Al fine di rendere più chiaro il nuovo meccanismo previsto per la
distillazione si fornisce, senza alcun pregiudizio di eventuali
decisioni della Commissione, nell’allegato B il calendario relativo
alle comunicazioni che gli uffici preposti dovranno effettuare nei
primi quattro mesi di applicazione della misura.
Resta inteso che, nel caso in cui nei termini previsti non pervenga
alcuna comunicazione da parte degli uffici periferici nei termini
imperativi previsti, si intende che nessun contratto o
dichiarazione è stato presentato nel periodo per il quale doveva
pervenire la relativa comunicazione al Ministero.
Il contratto di distillazione per il quale si chiede l’approvazione
deve avere per oggetto l’acquisto del vino da parte del
distillatore e contenere l’impegno di quest’ultimo di corrispondere
al produttore, entro i termini stabiliti, un prezzo non inferiore
al prezzo minimo di cessione indicato al precedente punto 4, fatta
salva la riduzione di cui all’art. 76 del regolamento che, per la
misura in questione, è pari a 0,1811 EURO per ogni grado ettolitro
di vino consegnato alla distillazione.
Oltre i predetti elementi, nei contratti di distillazione o
dichiarazioni vanno indicati:
a) le generalità e l’indirizzo del produttore;
b) la quantità, il colore e la gradazione alcolometrica effettiva
del vino che si vuole far distillare e che deve essere conforme
alle disposizioni comunitarie in materia di qualità dei prodotti
destinati alla distillazione. Dovrà essere precisato, altresì, se
si tratta di vino da tavola o di vino atto a dare vino da tavola;
c) il luogo ove è immagazzinato il vino;
d) il nome del distillatore o la ragione sociale della distilleria;
e) l’indirizzo della distilleria.
Gli stessi contratti devono contenere una dichiarazione secondo la
quale il produttore, sotto la propria responsabilità:
– attesti di aver soddisfatto per la campagna 1999/2000 agli
obblighi delle distillazioni di cui all’art. 35 e, ove tenuto,
all’art. 36 del Reg. CEE n. 822/87;
– si impegni ad addizionare al vino cloruro di litio, nella misura
compresa tra i 5 ed i 10 grammi per ettolitro, conformemente a
quanto previsto al seguente punto 9);
– attesti di non aver presentato nella Provincia e/o in altre
Province contratti relativi alla distillazione, specificando, in
caso contrario, l’Ufficio presso il quale ha presentato tali
contratti e le quantità di vino oggetto dei contratti medesimi.
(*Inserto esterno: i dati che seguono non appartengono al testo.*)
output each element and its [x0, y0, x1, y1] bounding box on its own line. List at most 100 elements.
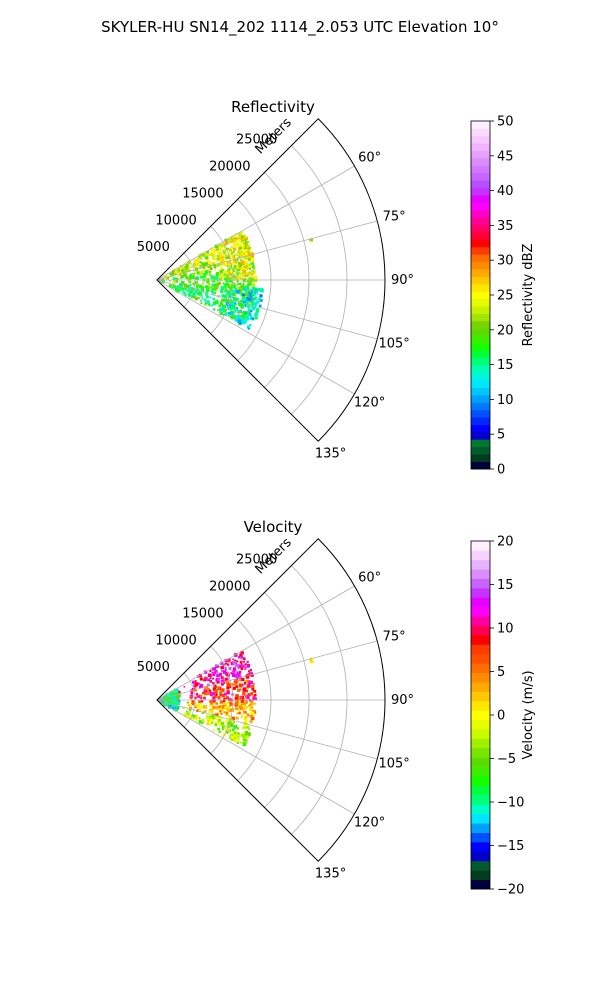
echo-cell — [215, 678, 219, 682]
echo-cell — [173, 280, 177, 284]
echo-cell — [198, 291, 202, 296]
echo-cell — [225, 312, 228, 315]
echo-cell — [200, 697, 203, 700]
echo-cell — [216, 686, 221, 690]
echo-cell — [251, 306, 254, 310]
echo-cell — [242, 742, 247, 747]
echo-cell — [253, 301, 258, 306]
echo-cell — [232, 235, 235, 239]
echo-cell — [243, 702, 246, 705]
echo-cell — [198, 720, 203, 724]
echo-cell — [236, 289, 240, 294]
echo-cell — [233, 725, 237, 729]
echo-cell — [232, 255, 236, 258]
echo-cell — [242, 731, 246, 735]
echo-cell — [211, 677, 214, 680]
echo-cell — [240, 317, 244, 322]
echo-cell — [227, 276, 230, 279]
echo-cell — [232, 267, 235, 270]
echo-cell — [256, 310, 259, 313]
echo-cell — [250, 270, 253, 272]
echo-cell — [183, 288, 186, 291]
echo-cell — [181, 287, 185, 291]
colorbar-segment — [471, 180, 490, 189]
echo-cell — [242, 726, 246, 729]
echo-cell — [206, 270, 210, 273]
colorbar-segment — [471, 232, 490, 240]
echo-cell — [204, 285, 208, 289]
echo-cell — [234, 673, 239, 678]
echo-cell — [244, 273, 248, 278]
echo-cell — [175, 688, 179, 692]
echo-cell — [241, 663, 245, 667]
echo-cell — [236, 699, 240, 703]
echo-cell — [169, 701, 172, 704]
echo-cell — [226, 275, 230, 279]
reflectivity-panel: Reflectivity60°75°90°105°120°135°5000100… — [137, 98, 536, 478]
echo-cell — [242, 657, 246, 661]
panel-title: Velocity — [244, 518, 303, 536]
echo-cell — [175, 269, 179, 273]
echo-cell — [238, 303, 241, 306]
echo-cell — [227, 269, 230, 272]
echo-cell — [250, 288, 253, 291]
echo-cell — [227, 721, 230, 725]
echo-cell — [247, 308, 251, 312]
echo-cell — [226, 291, 230, 296]
echo-cell — [171, 693, 175, 697]
echo-cell — [182, 706, 185, 710]
echo-cell — [239, 653, 243, 657]
echo-cell — [244, 246, 248, 249]
echo-cell — [214, 287, 218, 290]
echo-cell — [223, 270, 226, 273]
echo-cell — [237, 239, 241, 243]
echo-cell — [251, 317, 255, 321]
echo-cell — [245, 730, 249, 734]
echo-cell — [191, 680, 196, 684]
echo-cell — [247, 251, 251, 255]
echo-cell — [257, 298, 260, 300]
echo-cell — [225, 299, 229, 304]
echo-cell — [213, 716, 218, 720]
echo-cell — [195, 703, 199, 707]
echo-cell — [221, 275, 225, 279]
echo-cell — [245, 679, 249, 684]
colorbar-segment — [471, 372, 490, 381]
colorbar-segment — [471, 431, 490, 440]
colorbar-tick-label: 15 — [497, 358, 514, 373]
colorbar-segment — [471, 350, 490, 359]
echo-cell — [239, 688, 242, 691]
echo-cell — [236, 671, 239, 674]
echo-cell — [221, 298, 224, 302]
echo-cell — [218, 677, 220, 680]
echo-cell — [230, 661, 234, 665]
echo-cell — [235, 694, 239, 698]
echo-cell — [187, 261, 191, 265]
echo-cell — [232, 728, 235, 732]
echo-cell — [240, 302, 244, 305]
azimuth-spoke — [156, 640, 378, 701]
echo-cell — [252, 695, 256, 699]
echo-cell — [208, 273, 212, 277]
colorbar-segment — [471, 209, 490, 218]
echo-cell — [242, 299, 246, 303]
colorbar-segment — [471, 187, 490, 196]
echo-cell — [234, 317, 239, 322]
echo-cell — [235, 297, 239, 302]
echo-cell — [216, 254, 219, 257]
angle-tick-label: 135° — [315, 867, 346, 882]
echo-cell — [204, 705, 208, 709]
echo-cell — [249, 315, 253, 318]
echo-cell — [225, 712, 229, 716]
echo-cell — [218, 730, 221, 734]
echo-cell — [244, 260, 248, 263]
echo-cell — [237, 319, 242, 324]
echo-cell — [219, 272, 221, 275]
echo-cell — [261, 290, 264, 293]
echo-cell — [242, 254, 246, 258]
echo-cell — [245, 241, 248, 244]
echo-cell — [245, 675, 250, 679]
echo-cell — [257, 287, 261, 292]
echo-cell — [217, 722, 220, 726]
colorbar-segment — [471, 439, 490, 448]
L’attestato dell’avvenuto assolvimento degli obblighi di cui agli
articoli dianzi indicati, rilasciato dall’Ufficio periferico
dell’Ispettorato Centrale Repressione Frodi competente, deve essere
presentato all’A.I.M.A. entro i termini prescritti mediante lettera
raccomandata, da inviare per conoscenza anche al distillatore,
unitamente a una copia del certificato medesimo.
Si ricorda, infine, che in virtù delle disposizioni tendenti ad
assicurare l’esecuzione del contratto stipulato, il contratto di
distillazione o la dichiarazione dovranno essere corredati dalla
prova che è stata costituita, a favore dell’A.I.M.A., una cauzione
pari a 5 EURO per ettolitro di vino oggetto del contratto stesso.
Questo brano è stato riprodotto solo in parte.